Mission To Mars
Red Horizon Production/ Disney

As Head Sculptor I had lots to do. Building the spacecraft required nothing less than a factory style approach to their construction. Hundreds of mechanical parts had to be fabricated and sculpted to be moulded then cast into multiples to facilitate the NASA hardware look to interiors and exterior set pieces. All construction departments contributed to this end, requiring a good level of communication and flow of information.

All that worked on 'Mission to Mars', among them many seasoned veterans were surprised how well it all went. From my point of view it was the level field created by the designer, his art directors and the contributing departments on the show. It would be nice if they all went so smoothly.

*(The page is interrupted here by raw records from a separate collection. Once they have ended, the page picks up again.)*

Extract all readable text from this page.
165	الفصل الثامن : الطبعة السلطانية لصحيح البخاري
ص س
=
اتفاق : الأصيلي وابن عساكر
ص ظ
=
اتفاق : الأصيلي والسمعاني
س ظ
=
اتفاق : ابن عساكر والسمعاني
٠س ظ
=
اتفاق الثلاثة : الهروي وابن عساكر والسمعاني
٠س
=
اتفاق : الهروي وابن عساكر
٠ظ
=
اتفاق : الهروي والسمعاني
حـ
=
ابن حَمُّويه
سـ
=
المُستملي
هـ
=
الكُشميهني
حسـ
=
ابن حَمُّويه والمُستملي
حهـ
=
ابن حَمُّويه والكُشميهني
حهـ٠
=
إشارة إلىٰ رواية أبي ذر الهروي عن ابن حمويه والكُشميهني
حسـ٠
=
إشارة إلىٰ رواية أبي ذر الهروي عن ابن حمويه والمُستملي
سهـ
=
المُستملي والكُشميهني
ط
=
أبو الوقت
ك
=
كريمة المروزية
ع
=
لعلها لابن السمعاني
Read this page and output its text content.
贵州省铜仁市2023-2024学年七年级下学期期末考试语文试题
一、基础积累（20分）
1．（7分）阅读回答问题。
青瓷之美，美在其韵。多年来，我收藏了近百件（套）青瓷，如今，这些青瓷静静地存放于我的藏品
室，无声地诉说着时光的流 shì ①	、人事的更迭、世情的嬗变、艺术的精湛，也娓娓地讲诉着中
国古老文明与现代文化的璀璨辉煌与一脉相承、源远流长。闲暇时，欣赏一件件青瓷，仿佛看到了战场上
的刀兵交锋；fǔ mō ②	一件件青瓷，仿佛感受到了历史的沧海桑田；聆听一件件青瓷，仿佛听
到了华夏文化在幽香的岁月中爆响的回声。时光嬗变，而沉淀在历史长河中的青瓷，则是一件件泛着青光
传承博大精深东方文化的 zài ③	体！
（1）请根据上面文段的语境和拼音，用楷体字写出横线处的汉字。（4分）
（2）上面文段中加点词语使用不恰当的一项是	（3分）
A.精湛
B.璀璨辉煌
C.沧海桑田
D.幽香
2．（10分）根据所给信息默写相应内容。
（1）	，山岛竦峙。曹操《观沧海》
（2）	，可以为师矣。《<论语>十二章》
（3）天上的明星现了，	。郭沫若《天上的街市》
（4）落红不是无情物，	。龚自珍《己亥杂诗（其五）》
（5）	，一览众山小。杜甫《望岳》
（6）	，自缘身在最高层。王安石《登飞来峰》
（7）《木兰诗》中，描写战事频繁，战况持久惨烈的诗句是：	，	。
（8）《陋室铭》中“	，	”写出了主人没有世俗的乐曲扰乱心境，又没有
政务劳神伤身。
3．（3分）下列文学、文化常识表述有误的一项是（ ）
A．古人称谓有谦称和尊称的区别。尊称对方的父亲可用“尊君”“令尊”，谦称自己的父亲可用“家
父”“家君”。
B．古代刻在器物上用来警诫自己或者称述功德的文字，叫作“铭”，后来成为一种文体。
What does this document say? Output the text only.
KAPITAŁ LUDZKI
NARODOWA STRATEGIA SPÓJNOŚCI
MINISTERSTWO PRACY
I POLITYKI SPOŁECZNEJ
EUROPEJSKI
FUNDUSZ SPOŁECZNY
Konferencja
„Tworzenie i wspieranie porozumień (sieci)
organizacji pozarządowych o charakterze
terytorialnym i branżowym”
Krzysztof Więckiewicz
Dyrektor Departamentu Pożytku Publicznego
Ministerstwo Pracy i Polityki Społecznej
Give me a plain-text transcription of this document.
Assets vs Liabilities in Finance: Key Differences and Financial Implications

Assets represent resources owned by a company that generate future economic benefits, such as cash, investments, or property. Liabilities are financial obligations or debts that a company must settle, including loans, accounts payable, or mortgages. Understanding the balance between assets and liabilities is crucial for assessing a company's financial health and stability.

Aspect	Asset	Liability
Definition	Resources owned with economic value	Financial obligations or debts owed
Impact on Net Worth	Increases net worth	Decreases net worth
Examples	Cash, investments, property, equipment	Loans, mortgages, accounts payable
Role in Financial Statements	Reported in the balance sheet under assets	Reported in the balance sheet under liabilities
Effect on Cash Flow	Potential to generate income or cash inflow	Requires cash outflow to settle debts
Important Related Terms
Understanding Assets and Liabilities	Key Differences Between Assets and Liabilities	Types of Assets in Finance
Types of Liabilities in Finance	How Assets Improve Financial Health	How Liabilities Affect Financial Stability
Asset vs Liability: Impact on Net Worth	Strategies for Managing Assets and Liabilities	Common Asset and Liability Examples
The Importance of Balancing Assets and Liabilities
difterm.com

The Martian exterior was the choice challenge for me on this one. I did love the technical problem solving of the spacecraft hardware, but being out there.. on Mars was where I liked it the most. Reminding me of my 'Alive' experience it required the creation of a believably realistic physical setting.

The design of the Martian exterior called for more than 20 acres of a sandfill to be transformed into a Martian landscape for 3 or 4 separate areas all sharing angles of view. The main feature and the largest was a hillside 40 feet high and 200 feet long. This hillside would serve as a 'template' for the visual effects department to build a mile high cliff face for the revealing of the alien craft. Just for fun the Director Brian DePalma wanted some weird features to be created in front of this structure, so the 'hoodoo' concept was settled on. Over 200 of these were directly carved in polystyrene and place in front of the sculpted hillside.

The hillside itself was created from an existing sandpile. My experience as a competition sand-castle builder came handy here. After a few tests were run, I discovered the sand to be used had a good platelet like grain and just enough silt content to allow us to build up steep faces without the threat of collapse. It did mean having to compact the sand with pressure (tamping) while keeping the sand wet, as I'd done in sandcastling before, the hill was built in 'lifts' - 10 foot sections which were completed one lift at a time. To complete a lift required first compacting, then sculpting (reference to a 1" to 1' scale model) and finally sprayed with concrete. A tricky, but very effective method for stabilizing the sculpted sand and giving the surface a basic colour. The concrete was then tinted to red oxide.

Once sculpted and sprayed with coloured concrete the hillside was 'backfilled' with more sand - this gave an eroded look overall. On top of this layer, tonnes of broken concrete debris was strewn. More was spread over the hillside itself giving yet another layer of erosion - finally the 'hoodoo' sculptures were placed.

My department, whose numbers at the peak of the project reached 25, was responsible for building many aspects of the pre-production. We serviced many other departments such as Special Effects, Props and Set Decoration: Rubber Watches, Rubber life support backpacks & 'sack' infill for the survival sled were just a few of the things we built.